I have such mixed emotions about tiny homes.

They are really cool, and really cute. I kind of want one.

But… I’m in my 40s, my wife is in her 50s, and neither of us are small or lithe. There are already some mobility issues, and the potential for them to get worse. None of the tiny homes I have seen would be good for living in with a cast or a cane or a chair. Many have small doorways. A lot have sleeping areas in lofts which require climbing furniture to get into bed. (Yep, this is my sleeping area! In order to get into it, you just pull out this drawer and put this cutting board on it - no, it locks into place, then climb up onto the counter top, step on the microwave, then climb the rest of the way into this 4’ tall space! I mean, it’s only 3’ at the foot, and the mattress is 8", but… just don’t startle in a dream and sit up! You’ll really knock your head! Don’t just step out of bed either, it’s a 8’ drop with no rail or guard!)

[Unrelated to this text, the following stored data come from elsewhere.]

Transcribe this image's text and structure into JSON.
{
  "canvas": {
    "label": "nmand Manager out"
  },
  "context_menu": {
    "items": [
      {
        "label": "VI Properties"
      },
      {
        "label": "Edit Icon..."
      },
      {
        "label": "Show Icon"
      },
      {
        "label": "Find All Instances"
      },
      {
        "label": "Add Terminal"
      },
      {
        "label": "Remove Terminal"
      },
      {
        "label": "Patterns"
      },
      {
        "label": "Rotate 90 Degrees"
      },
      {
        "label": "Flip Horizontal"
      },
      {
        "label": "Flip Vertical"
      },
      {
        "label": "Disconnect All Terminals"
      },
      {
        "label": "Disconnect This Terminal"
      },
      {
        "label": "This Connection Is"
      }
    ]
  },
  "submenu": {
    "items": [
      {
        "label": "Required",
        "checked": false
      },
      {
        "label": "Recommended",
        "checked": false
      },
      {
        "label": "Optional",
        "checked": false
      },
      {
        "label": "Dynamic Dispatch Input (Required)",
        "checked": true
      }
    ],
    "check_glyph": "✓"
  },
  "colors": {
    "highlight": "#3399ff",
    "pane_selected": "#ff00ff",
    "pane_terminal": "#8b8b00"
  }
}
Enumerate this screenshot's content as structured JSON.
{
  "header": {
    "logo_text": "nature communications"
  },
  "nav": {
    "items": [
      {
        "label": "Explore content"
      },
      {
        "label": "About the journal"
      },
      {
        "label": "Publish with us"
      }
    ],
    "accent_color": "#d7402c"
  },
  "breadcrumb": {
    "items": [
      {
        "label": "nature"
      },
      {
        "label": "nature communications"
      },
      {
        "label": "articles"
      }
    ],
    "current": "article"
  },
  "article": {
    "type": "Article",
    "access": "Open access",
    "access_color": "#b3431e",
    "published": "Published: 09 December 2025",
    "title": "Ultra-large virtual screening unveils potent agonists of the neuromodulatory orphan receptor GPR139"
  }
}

We won’t discuss the things in most tiny homes mistakenly referred to as “bathrooms”…

I am low key horrified at the concept of forcing people into these homes. I am also kind of horrified of relaxing the construction codes because so many of them are written in blood and tears and landlords tend to cut every corner they can at other people’s expenses. If someone wants to live in one, great for them- but I am afraid if they become legal they will become mandatory or the general housing stock will adopt some of the features and become less livable for many people.


Grandma Bea shared her daughter and son-in-law’s trailer after Grandpa died. Before then, my grandparents lived in an old suburban house with a set-back garage of 400 square feet – which they converted into a cottage for a cousin. Garage conversion is another route to tiny houses.

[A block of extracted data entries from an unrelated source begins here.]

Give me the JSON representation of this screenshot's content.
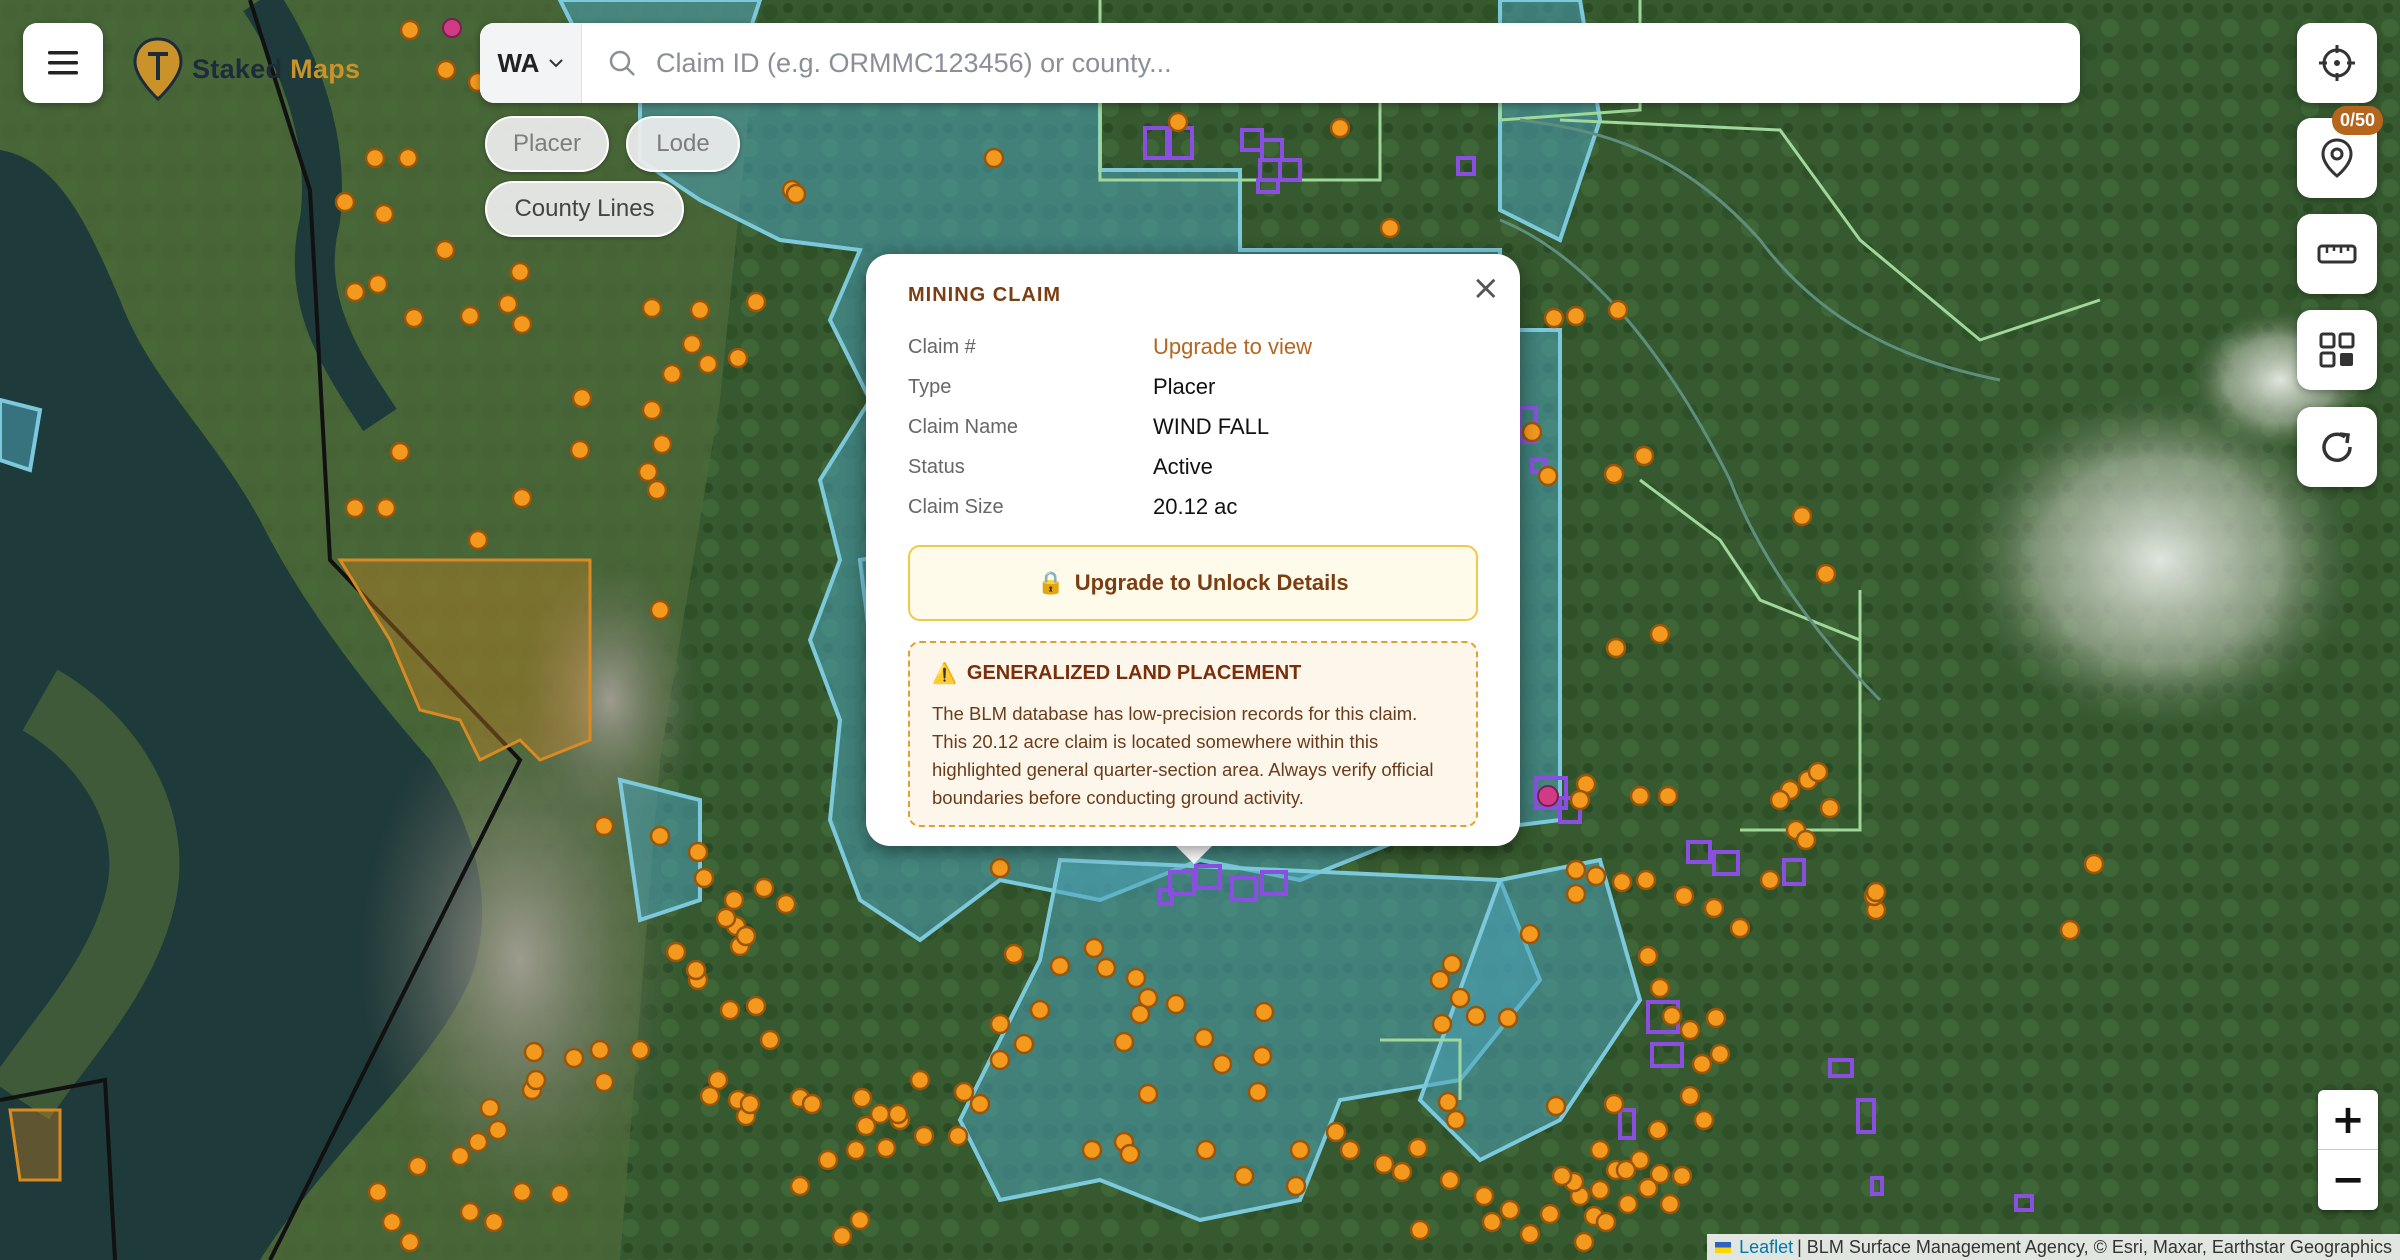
{
  "app": {
    "logo_word1": "Staked",
    "logo_word2": "Maps",
    "brand_navy": "#1d2b3a",
    "brand_gold": "#c9932a"
  },
  "search": {
    "state": "WA",
    "placeholder": "Claim ID (e.g. ORMMC123456) or county..."
  },
  "filters": [
    {
      "label": "Placer",
      "active": false
    },
    {
      "label": "Lode",
      "active": false
    },
    {
      "label": "County Lines",
      "active": true
    }
  ],
  "right_controls": {
    "saved_count": "0/50",
    "items": [
      "locate-icon",
      "saved-pin-icon",
      "ruler-icon",
      "layers-grid-icon",
      "refresh-icon"
    ]
  },
  "popup": {
    "title": "MINING CLAIM",
    "close_symbol": "×",
    "rows": [
      {
        "label": "Claim #",
        "value": "Upgrade to view"
      },
      {
        "label": "Type",
        "value": "Placer"
      },
      {
        "label": "Claim Name",
        "value": "WIND FALL"
      },
      {
        "label": "Status",
        "value": "Active"
      },
      {
        "label": "Claim Size",
        "value": "20.12 ac"
      }
    ],
    "unlock_icon": "🔒",
    "unlock_label": "Upgrade to Unlock Details",
    "warning_icon": "⚠️",
    "warning_title": "GENERALIZED LAND PLACEMENT",
    "warning_text": "The BLM database has low-precision records for this claim. This 20.12 acre claim is located somewhere within this highlighted general quarter-section area. Always verify official boundaries before conducting ground activity."
  },
  "zoom": {
    "in": "+",
    "out": "−"
  },
  "attribution": {
    "link": "Leaflet",
    "text": "| BLM Surface Management Agency, © Esri, Maxar, Earthstar Geographics"
  },
  "map_colors": {
    "forest": "#36592f",
    "water": "#1f3a3a",
    "blm_fill": "#4aa3b8",
    "claim_marker": "#f2991e",
    "lode_box": "#8a4fe0",
    "highlight": "#d98a22"
  }
}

Yeah, it’s a big problem. Many people have insurmountable issues even putting it on their own property - local ordinances often prevent houses being built under a certain number of square feet. I was reading about people who were getting the run-around on whether it was acceptable, decided to build it anyways and then work things out with local authorities - only to be forced out of their homes once built.

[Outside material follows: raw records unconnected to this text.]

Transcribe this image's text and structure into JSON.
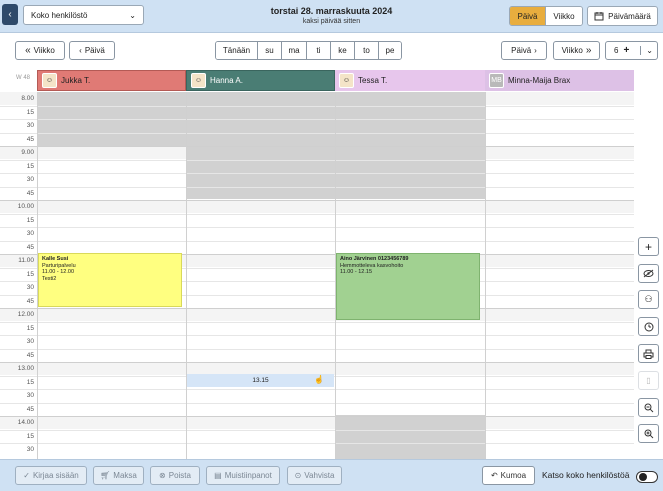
{
  "header": {
    "staff_select": "Koko henkilöstö",
    "title": "torstai 28. marraskuuta 2024",
    "subtitle": "kaksi päivää sitten",
    "view_day": "Päivä",
    "view_week": "Viikko",
    "date_button": "Päivämäärä"
  },
  "nav": {
    "prev_week": "Viikko",
    "prev_day": "Päivä",
    "today": "Tänään",
    "days": [
      "su",
      "ma",
      "ti",
      "ke",
      "to",
      "pe"
    ],
    "next_day": "Päivä",
    "next_week": "Viikko",
    "count_value": "6"
  },
  "calendar": {
    "week_label": "W 48",
    "columns": [
      {
        "name": "Jukka T.",
        "color": "#e07a75",
        "avatar": ""
      },
      {
        "name": "Hanna A.",
        "color": "#4a7d74",
        "avatar": ""
      },
      {
        "name": "Tessa T.",
        "color": "#e7c6ec",
        "avatar": ""
      },
      {
        "name": "Minna-Maija Brax",
        "color": "#ddc1e6",
        "avatar": "MB"
      }
    ],
    "time_labels": [
      "8.00",
      "15",
      "30",
      "45",
      "9.00",
      "15",
      "30",
      "45",
      "10.00",
      "15",
      "30",
      "45",
      "11.00",
      "15",
      "30",
      "45",
      "12.00",
      "15",
      "30",
      "45",
      "13.00",
      "15",
      "30",
      "45",
      "14.00",
      "15",
      "30"
    ],
    "appointments": [
      {
        "name": "Kalle Susi",
        "service": "Parturipalvelu",
        "time": "11.00 - 12.00",
        "note": "Testi2",
        "color": "#ffff80"
      },
      {
        "name": "Aino Järvinen 0123456789",
        "service": "Hemmotteleva kasvohoito",
        "time": "11.00 - 12.15",
        "note": "",
        "color": "#a1d191"
      }
    ],
    "hover_slot": "13.15"
  },
  "footer": {
    "checkin": "Kirjaa sisään",
    "pay": "Maksa",
    "remove": "Poista",
    "notes": "Muistiinpanot",
    "confirm": "Vahvista",
    "undo": "Kumoa",
    "show_all_label": "Katso koko henkilöstöä"
  },
  "colors": {
    "header_bg": "#cfe1f3",
    "accent": "#e8ad3e",
    "closed": "#d1d1d1",
    "slot_hover": "#d5e5f7"
  }
}
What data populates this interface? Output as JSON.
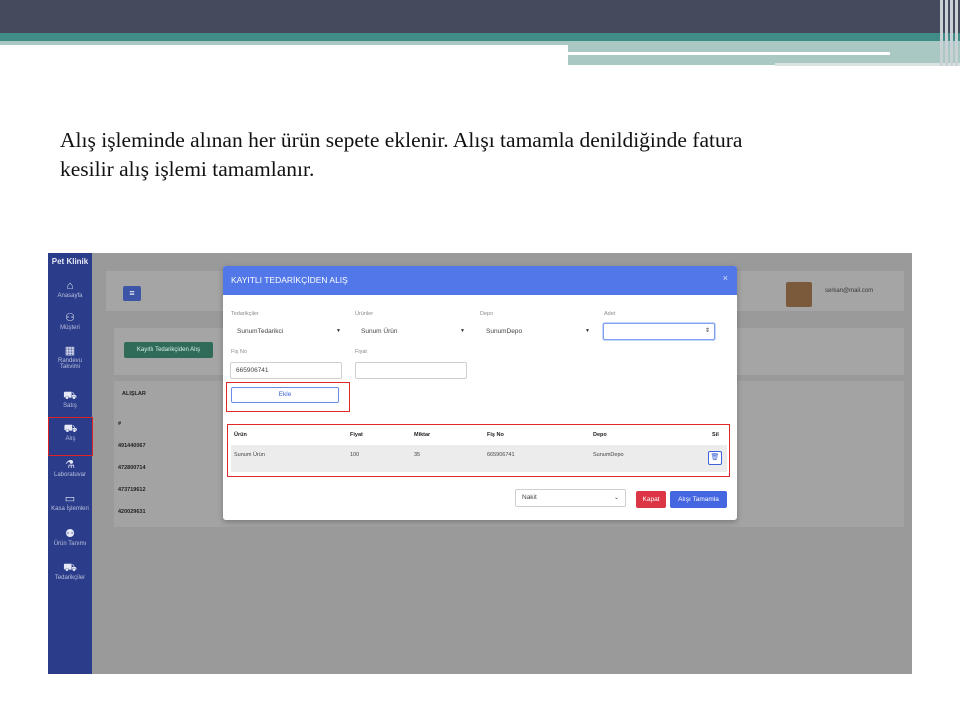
{
  "slide": {
    "text_line1": "Alış işleminde alınan her ürün sepete eklenir. Alışı tamamla denildiğinde fatura",
    "text_line2": "kesilir alış işlemi tamamlanır."
  },
  "app": {
    "brand": "Pet Klinik",
    "menu_icon": "≡",
    "user_email": "serkan@mail.com",
    "add_supplier_button": "Kayıtlı Tedarikçiden Alış",
    "sidebar": [
      {
        "label": "Anasayfa",
        "icon": "home-icon",
        "glyph": "⌂"
      },
      {
        "label": "Müşteri",
        "icon": "user-icon",
        "glyph": "⚇"
      },
      {
        "label": "Randevu Takvimi",
        "icon": "calendar-icon",
        "glyph": "▦"
      },
      {
        "label": "Satış",
        "icon": "basket-icon",
        "glyph": "⛟"
      },
      {
        "label": "Alış",
        "icon": "truck-icon",
        "glyph": "⛟"
      },
      {
        "label": "Laboratuvar",
        "icon": "flask-icon",
        "glyph": "⚗"
      },
      {
        "label": "Kasa İşlemleri",
        "icon": "cash-icon",
        "glyph": "▭"
      },
      {
        "label": "Ürün Tanımı",
        "icon": "people-icon",
        "glyph": "⚉"
      },
      {
        "label": "Tedarikçiler",
        "icon": "truck-icon",
        "glyph": "⛟"
      }
    ],
    "background_table": {
      "title": "ALIŞLAR",
      "header_col": "#",
      "rows": [
        "491440067",
        "472800714",
        "473719612",
        "420029631"
      ]
    }
  },
  "modal": {
    "title": "KAYITLI TEDARİKÇİDEN ALIŞ",
    "close": "×",
    "fields": {
      "supplier_label": "Tedarikçiler",
      "supplier_value": "SunumTedarikci",
      "product_label": "Ürünler",
      "product_value": "Sunum Ürün",
      "depot_label": "Depo",
      "depot_value": "SunumDepo",
      "quantity_label": "Adet",
      "quantity_value": "",
      "receipt_label": "Fiş No",
      "receipt_value": "665906741",
      "price_label": "Fiyat",
      "price_value": ""
    },
    "add_button": "Ekle",
    "table": {
      "columns": [
        "Ürün",
        "Fiyat",
        "Miktar",
        "Fiş No",
        "Depo",
        "Sil"
      ],
      "rows": [
        {
          "product": "Sunum Ürün",
          "price": "100",
          "quantity": "35",
          "receipt": "665906741",
          "depot": "SunumDepo"
        }
      ]
    },
    "payment_method": "Nakit",
    "close_button": "Kapat",
    "finish_button": "Alışı Tamamla"
  }
}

What’s surprised me is the cost issue. Mobile home parks are total rip-offs, so there’s no saving money there. The houses themselves are often really expensive. I was reading about a home featured on Tiny House Nation that ended up costing $100,000 more than they expected it to. The expected cost was $160,000. So they spent $260,000 on a tiny house, that was apparently also built around a kit, no less! And that was just the house itself - they were replacing a house that burned down on land they owned. It seems like the only way tiny houses definitely end up cheaper is if you own the land and do all the labor yourself, or at the very least are putting it on a friend’s property and are actively involved in building it.


I’ve watched a bunch of these types of videos and I find the homes fascinating, especially the space saving and multi-purpose design elements. While I don’t think living in 400-600sq ft is in my future, I can totally see myself in a small cottage that incorporates tiny home thinking in the design. In the US we spend a ridiculous percentage of income on housing compared to previous generations.

You reminded me of Jim David, the NSFW comedian who joked about growing up down south in “an upwardly mobile home.”